To calculate their population numbers, she used distance sampling methods to estimate the abundance and density of the birds in the Ngorongoro Crater, driving along a series of transect lines (pre-established paths), while counting the cranes and measuring perpendicular distances from her location to a cluster of cranes or individuals. Her research also focused on illegal trade, habitat loss, and human interference as key factors for the species' decline. “You can find them in human-dominated landscapes. In some areas, it’s been documented that cranes eat crops, and so people persecute them, so, I was looking into human crane conflicts and the illegal trade as well,” she said.
Through a series of interviews in four regions of Tanzania, she studied human sentiment toward the birds, and whether the grey crowned cranes were viewed favorably throughout the country. “In the future, there’s going to be potential for re-introducing the species into the wild, and one of the things we want to look at is how people perceive the species. If cranes are pests to crops, do people want to support a reintroduction program? But my research proved that people are very welcoming. Ninety-six percent of the people said that cranes are not really pests to crops, and they said they would support crane conservation programs as well,” she said.
Amulike’s passion for nature, and exploring the wild spaces around Tanzania, took hold at an early age in Dar-es-salaam, Tanzania. “My interest in wildlife started when I was young and then I became much more interested when I began watching wildlife documentaries. I remember we used to have blue monkeys all over,” she said.

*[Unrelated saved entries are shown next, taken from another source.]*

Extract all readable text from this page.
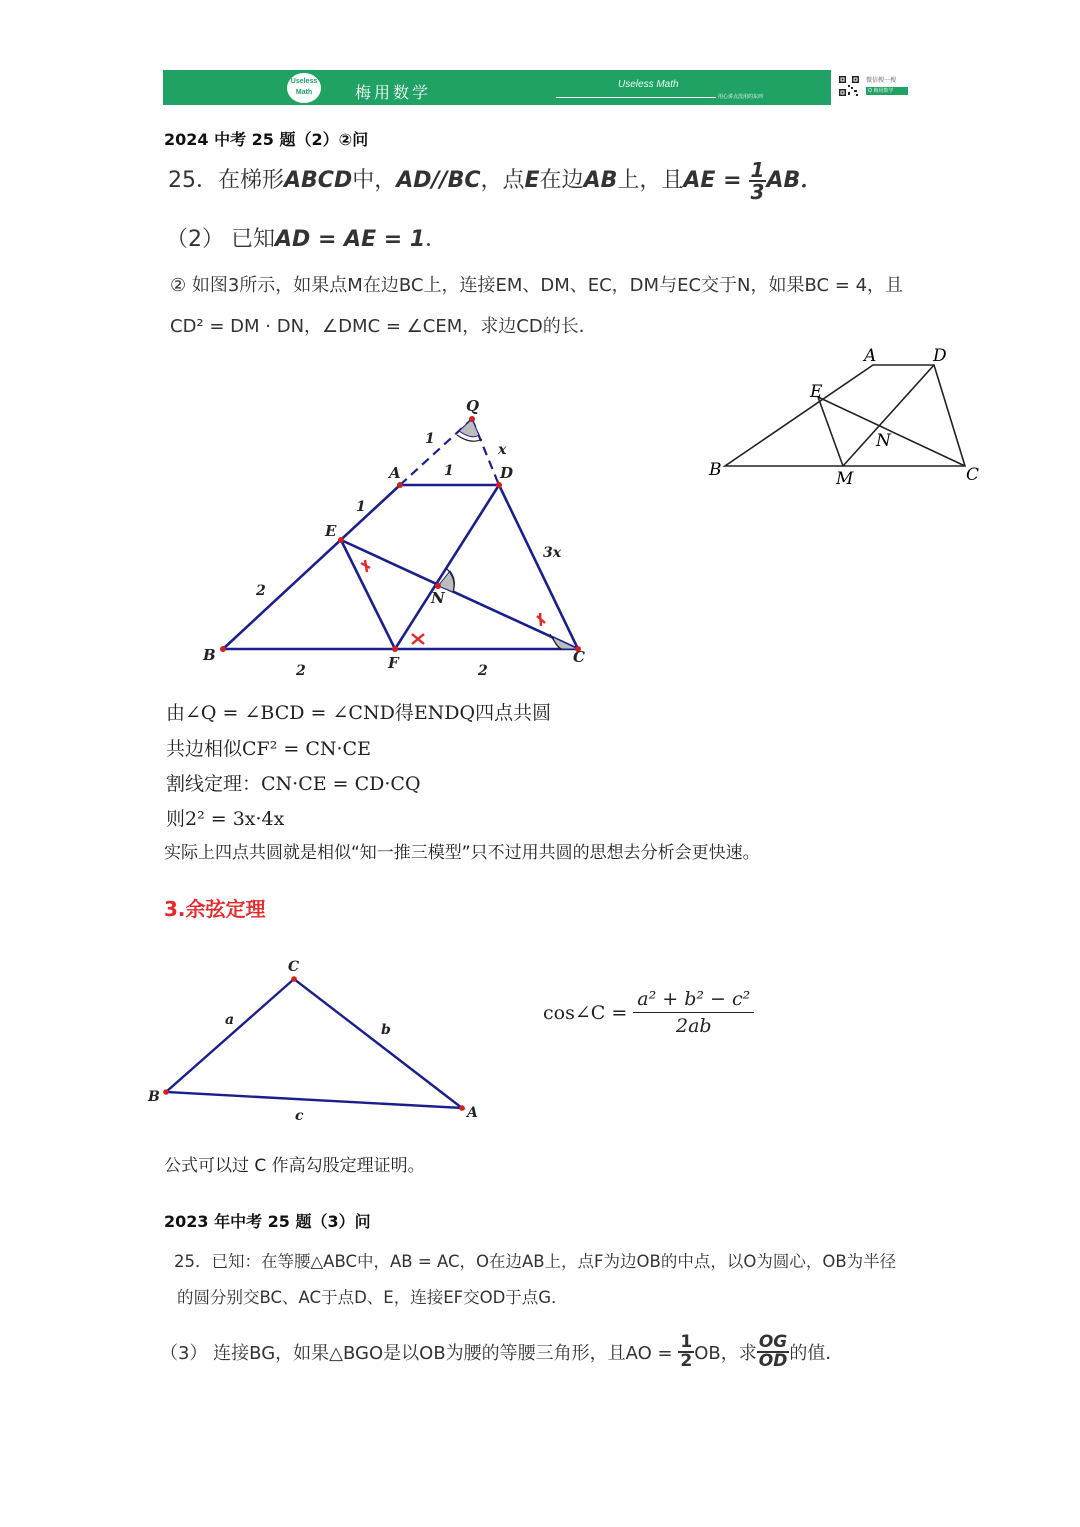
Useless Math	梅用数学	Useless Math
用心讲点没用的东西
微信搜一搜
Q 梅用数学
2024 中考 25 题（2）②问
25．在梯形ABCD中，AD//BC，点E在边AB上，且AE = $\frac{1}{3}$ AB．
（2） 已知AD = AE = 1．
② 如图3所示，如果点M在边BC上，连接EM、DM、EC，DM与EC交于N，如果BC = 4，且
CD² = DM · DN，∠DMC = ∠CEM，求边CD的长．
A	D
E
N
B	M	C
Q
A	D
E
N
B	F	C
1
1
x
1
2
3x
2	2
由∠Q = ∠BCD = ∠CND得ENDQ四点共圆
共边相似CF² = CN·CE
割线定理：CN·CE = CD·CQ
则2² = 3x·4x
实际上四点共圆就是相似“知一推三模型”只不过用共圆的思想去分析会更快速。
3.余弦定理
C
a
b
B
c	A
cos∠C = $\frac{\text{a² + b² − c²}}{2ab}$
公式可以过 C 作高勾股定理证明。
2023 年中考 25 题（3）问
25．已知：在等腰△ABC中，AB = AC，O在边AB上，点F为边OB的中点，以O为圆心，OB为半径
的圆分别交BC、AC于点D、E，连接EF交OD于点G．
（3） 连接BG，如果△BGO是以OB为腰的等腰三角形，且AO = $\frac{1}{2}$ OB，求 $\frac{OG}{OD}$ 的值．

Throughout primary school, she visited national parks, spoke with park rangers, and learned more and more about the vibrant wildlife throughout Tanzania. She also mastered English as a business language in addition to her mother tongue, Swahili, Bemba and Nyakyusa—before enrolling at the College of African Wildlife Management -Mweka, for her undergraduate degree. It was there that she first experienced the excitement of conducting research in the field as she studied lesser flamingos in the Soda Lakes region of East Africa.

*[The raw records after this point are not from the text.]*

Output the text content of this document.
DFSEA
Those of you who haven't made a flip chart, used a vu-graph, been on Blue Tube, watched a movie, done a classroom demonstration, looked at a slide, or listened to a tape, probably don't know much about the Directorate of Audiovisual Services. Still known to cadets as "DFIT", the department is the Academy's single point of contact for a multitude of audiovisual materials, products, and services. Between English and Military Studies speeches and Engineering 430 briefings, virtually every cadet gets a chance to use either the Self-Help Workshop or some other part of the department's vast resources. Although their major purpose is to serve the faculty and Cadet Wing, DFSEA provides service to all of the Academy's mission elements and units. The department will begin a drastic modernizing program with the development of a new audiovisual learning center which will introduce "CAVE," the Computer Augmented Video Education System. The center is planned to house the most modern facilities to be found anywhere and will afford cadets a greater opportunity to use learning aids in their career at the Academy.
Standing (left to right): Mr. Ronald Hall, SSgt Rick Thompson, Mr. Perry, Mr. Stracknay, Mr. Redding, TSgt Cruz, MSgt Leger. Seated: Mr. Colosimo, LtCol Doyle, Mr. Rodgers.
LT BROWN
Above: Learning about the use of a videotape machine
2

Fast forward to 2022 and Amulike is back in the U.S., completing her two-year PRODiG fellowship at SUNY Potsdam. This semester she’s teaching a Ways 101 class focused on international conservation of wildlife, and an ecology lab, where she brings students out into the field to explore Northern New York. “I have such a wonderful mentor in Dr. Glenn Johnson. I’m learning a lot from him, the people I interact with in the Department of Biology, and other people from departments across campus,” she said. "My experience conducting research with students in Tanzania was rewarding, and I look forward to engaging our SUNY Potsdam students in any future wildlife field research."

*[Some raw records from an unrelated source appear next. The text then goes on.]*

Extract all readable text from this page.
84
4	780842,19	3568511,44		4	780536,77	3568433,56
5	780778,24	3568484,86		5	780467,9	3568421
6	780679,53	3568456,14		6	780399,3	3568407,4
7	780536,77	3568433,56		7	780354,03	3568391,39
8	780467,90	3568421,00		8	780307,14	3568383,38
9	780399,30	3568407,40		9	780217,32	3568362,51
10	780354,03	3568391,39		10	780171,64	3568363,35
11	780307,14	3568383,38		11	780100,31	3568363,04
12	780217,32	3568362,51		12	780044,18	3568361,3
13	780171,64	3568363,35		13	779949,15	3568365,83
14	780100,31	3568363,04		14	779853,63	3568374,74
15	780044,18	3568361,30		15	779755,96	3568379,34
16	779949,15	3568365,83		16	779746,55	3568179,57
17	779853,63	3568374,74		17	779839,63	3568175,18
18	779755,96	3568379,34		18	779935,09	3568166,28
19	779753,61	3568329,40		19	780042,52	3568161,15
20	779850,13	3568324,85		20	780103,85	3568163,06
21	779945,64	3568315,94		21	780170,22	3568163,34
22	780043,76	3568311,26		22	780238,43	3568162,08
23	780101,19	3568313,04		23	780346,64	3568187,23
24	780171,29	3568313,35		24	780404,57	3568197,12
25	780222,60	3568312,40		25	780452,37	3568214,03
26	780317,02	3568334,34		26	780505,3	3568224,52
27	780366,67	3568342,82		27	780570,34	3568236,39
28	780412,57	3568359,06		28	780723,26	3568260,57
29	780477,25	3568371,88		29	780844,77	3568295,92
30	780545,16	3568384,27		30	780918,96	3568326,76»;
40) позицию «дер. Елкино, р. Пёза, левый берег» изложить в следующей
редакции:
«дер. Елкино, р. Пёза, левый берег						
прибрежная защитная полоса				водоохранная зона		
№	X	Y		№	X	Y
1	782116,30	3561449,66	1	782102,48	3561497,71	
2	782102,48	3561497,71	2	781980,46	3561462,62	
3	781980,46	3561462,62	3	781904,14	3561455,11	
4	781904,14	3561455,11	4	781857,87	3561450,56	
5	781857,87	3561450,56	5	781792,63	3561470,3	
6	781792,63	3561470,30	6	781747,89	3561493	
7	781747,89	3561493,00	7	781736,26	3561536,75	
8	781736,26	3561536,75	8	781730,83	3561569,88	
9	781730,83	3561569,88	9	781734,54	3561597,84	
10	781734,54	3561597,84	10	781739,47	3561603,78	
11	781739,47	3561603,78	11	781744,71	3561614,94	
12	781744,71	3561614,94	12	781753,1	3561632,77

As she looks ahead to the future, Amulike plans to remain in higher education as a professor of conservation and wildlife biology, while focusing heavily on field research on endangered species. She also plans to return to the Ngorongoro Conservation Area to study the seasonal movement patterns of grey crowned cranes. “I’m very much interested in species that have received very little attention in conservation, that people consider not attractive or appealing,” she said. “That’s the next step for me, to apply for more funding, so I can go back and do a seasonal movement study, to understand where the Cranes go during the dry and rainy seasons.”